Educational Goals/Teaching Points: Our goal is to review the spectrum of major spindle cell lesions of the breast and present their variable imaging features. The combination of clinical history and imaging features can provide helpful clues to narrow the differential diagnosis and establish the correct diagnosis. Teaching points are as follows. Distinguishing between a fibroadenoma and benign phyllodes tumor (PT) is challenging on core needle biopsy when there is increased stromal cellularity. Imaging features of a mass with clefts or round cysts on ultrasound is suggestive of PT. When a malignant spindle cell lesion is diagnosed on core biopsy, the differential diagnosis includes metaplastic carcinoma, malignant PT, and sarcoma. The diagnosis of primary breast sarcoma is exceedingly rare and it should never be made before excluding these other entities.

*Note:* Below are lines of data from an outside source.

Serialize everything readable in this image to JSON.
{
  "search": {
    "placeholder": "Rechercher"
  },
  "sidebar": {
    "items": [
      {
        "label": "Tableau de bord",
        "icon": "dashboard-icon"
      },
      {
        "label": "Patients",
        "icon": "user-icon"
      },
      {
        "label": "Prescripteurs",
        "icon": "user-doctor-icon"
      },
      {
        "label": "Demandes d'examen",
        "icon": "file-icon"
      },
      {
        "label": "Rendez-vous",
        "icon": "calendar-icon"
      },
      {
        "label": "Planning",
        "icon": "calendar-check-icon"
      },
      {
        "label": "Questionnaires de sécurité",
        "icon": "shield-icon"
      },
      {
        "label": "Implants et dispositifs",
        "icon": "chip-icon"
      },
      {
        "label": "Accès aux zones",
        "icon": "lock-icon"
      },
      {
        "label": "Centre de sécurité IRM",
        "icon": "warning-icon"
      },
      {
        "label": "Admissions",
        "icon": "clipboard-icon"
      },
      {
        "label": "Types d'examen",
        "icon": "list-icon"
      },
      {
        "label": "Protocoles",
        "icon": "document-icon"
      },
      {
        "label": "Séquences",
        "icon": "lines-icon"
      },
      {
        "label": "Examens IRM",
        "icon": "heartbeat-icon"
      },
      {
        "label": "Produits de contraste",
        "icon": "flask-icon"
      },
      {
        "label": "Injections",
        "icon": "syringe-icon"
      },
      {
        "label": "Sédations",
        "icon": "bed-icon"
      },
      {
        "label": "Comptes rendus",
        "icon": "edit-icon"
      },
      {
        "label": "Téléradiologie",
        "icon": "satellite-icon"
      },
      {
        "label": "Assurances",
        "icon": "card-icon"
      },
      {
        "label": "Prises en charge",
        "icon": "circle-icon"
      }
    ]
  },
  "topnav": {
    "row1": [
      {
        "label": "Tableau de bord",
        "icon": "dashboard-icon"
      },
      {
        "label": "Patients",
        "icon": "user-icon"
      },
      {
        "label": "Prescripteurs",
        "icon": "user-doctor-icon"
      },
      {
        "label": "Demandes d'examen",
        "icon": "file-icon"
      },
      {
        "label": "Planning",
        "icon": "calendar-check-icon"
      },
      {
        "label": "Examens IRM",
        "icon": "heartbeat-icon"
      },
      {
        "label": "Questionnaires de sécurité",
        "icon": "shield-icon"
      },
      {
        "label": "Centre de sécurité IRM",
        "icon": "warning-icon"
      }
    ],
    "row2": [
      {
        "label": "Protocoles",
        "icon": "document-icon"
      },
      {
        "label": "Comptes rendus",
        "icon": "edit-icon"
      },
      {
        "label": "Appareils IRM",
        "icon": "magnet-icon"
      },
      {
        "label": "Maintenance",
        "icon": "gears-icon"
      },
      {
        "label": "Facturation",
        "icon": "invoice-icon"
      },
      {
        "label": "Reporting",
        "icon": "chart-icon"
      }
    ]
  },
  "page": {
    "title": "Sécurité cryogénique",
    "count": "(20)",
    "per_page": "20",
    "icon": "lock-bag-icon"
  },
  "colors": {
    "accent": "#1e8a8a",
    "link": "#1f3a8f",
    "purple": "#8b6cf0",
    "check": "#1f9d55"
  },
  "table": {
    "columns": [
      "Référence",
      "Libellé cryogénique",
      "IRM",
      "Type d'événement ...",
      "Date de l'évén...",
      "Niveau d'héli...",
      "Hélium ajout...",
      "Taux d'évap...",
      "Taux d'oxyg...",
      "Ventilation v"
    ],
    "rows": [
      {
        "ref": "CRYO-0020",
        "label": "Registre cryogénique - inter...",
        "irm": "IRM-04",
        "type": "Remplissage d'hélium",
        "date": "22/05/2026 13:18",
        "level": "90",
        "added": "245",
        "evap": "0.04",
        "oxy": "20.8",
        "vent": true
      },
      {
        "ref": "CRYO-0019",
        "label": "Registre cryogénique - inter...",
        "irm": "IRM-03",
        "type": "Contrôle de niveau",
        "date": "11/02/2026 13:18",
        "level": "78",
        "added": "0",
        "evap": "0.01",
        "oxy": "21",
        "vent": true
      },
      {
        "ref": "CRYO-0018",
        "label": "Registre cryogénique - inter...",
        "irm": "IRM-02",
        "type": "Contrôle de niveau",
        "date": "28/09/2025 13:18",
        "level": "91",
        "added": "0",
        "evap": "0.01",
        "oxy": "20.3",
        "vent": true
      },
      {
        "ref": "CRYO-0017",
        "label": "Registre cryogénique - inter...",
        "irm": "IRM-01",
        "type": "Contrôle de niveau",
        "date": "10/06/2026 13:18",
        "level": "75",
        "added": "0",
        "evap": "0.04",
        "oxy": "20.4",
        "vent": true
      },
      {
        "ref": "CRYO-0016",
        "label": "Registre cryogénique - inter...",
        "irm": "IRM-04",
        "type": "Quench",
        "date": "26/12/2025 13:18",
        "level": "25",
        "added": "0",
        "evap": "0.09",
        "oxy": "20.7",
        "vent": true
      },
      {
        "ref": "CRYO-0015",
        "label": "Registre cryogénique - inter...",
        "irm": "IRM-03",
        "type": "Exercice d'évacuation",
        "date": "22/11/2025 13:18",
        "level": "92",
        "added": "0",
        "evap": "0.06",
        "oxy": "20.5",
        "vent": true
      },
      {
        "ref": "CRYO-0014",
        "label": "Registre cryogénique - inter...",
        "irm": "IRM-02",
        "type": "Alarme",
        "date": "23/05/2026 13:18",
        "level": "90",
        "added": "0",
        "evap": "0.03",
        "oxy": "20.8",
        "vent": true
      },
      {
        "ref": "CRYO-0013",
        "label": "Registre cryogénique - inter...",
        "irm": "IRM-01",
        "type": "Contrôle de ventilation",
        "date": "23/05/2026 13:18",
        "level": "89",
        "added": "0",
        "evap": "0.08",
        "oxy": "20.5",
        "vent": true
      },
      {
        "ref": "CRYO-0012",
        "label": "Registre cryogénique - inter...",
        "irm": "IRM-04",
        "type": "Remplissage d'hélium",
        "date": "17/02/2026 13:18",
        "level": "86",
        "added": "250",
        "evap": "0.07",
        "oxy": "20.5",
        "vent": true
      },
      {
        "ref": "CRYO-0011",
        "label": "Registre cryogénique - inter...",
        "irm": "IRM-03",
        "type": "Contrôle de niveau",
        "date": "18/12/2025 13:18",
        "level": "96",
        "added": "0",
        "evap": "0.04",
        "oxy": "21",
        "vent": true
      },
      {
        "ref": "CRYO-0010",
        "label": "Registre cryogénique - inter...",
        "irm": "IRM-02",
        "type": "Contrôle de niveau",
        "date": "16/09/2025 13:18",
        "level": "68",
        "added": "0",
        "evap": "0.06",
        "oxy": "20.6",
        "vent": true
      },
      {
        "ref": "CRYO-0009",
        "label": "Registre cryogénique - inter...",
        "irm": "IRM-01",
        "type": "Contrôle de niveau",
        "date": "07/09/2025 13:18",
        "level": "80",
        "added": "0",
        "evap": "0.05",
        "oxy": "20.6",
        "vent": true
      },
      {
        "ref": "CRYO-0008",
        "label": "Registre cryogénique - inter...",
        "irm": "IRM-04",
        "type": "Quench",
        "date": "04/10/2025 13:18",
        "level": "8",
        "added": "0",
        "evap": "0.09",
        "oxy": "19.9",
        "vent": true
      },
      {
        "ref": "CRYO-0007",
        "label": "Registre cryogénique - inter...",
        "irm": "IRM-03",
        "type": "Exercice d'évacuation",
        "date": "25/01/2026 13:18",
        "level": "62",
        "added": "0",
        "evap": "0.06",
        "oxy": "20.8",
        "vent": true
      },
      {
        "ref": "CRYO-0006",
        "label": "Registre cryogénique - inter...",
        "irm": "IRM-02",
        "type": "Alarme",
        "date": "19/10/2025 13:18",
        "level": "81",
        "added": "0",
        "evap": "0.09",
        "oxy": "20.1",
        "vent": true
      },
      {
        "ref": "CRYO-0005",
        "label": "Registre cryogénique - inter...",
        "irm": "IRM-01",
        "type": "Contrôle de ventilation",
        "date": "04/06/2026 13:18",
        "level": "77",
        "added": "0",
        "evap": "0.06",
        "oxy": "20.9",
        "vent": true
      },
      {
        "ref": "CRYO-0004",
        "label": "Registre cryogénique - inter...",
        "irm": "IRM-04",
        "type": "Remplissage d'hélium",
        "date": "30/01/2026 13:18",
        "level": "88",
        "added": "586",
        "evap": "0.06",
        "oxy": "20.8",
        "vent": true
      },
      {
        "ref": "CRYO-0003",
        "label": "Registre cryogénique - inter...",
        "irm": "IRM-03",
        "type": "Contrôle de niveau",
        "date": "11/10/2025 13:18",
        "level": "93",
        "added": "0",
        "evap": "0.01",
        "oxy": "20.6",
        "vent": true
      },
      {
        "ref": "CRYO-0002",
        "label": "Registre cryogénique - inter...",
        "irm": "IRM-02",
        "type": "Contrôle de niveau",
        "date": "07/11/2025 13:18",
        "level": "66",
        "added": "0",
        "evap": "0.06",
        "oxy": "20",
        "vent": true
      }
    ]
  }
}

Some spindle cell carcinomas may be deceptively bland and may resemble fibromatosis or a scar on imaging. Therefore, any suspicious changes on follow-up imaging should be carefully examined. As a group, spindle cell carcinomas have a poorer prognosis than conventional invasive breast cancers and are less frequently associated with axillary lymph node metastases. Nodular fasciitis, although benign, requires surgical excision for definitive diagnosis, as it can mimic malignancy on clinical examination, imaging, and histology.
Key Anatomic/Physiologic Issues and Imaging Findings/Techniques: Spindle cell lesions are composed of two main cell types: mesenchymal and epithelial. They are categorized into monophasic and biphasic variants if the mesenchymal (monophasic) or both components (biphasic) predominate. The monophasic lesions are divided into pure pleomorphic and bland spindle cells and biphasic lesions are composed of spindle cells with either a benign or malignant epithelial component. We will present imaging examples of tumors in each of these categories along with a discussion of the clinical presentation, imaging features, treatment, and prognosis.
Conclusion: Spindle cell lesions of the breast are a diverse group that sometimes presents a diagnostic challenge. Knowing the spectrum of radiologic appearances in combination with clinical history allows the radiologist to narrow the differential diagnosis. Some spindle cell lesions diagnosed on core biopsy require careful multidisciplinary discussion regarding their management.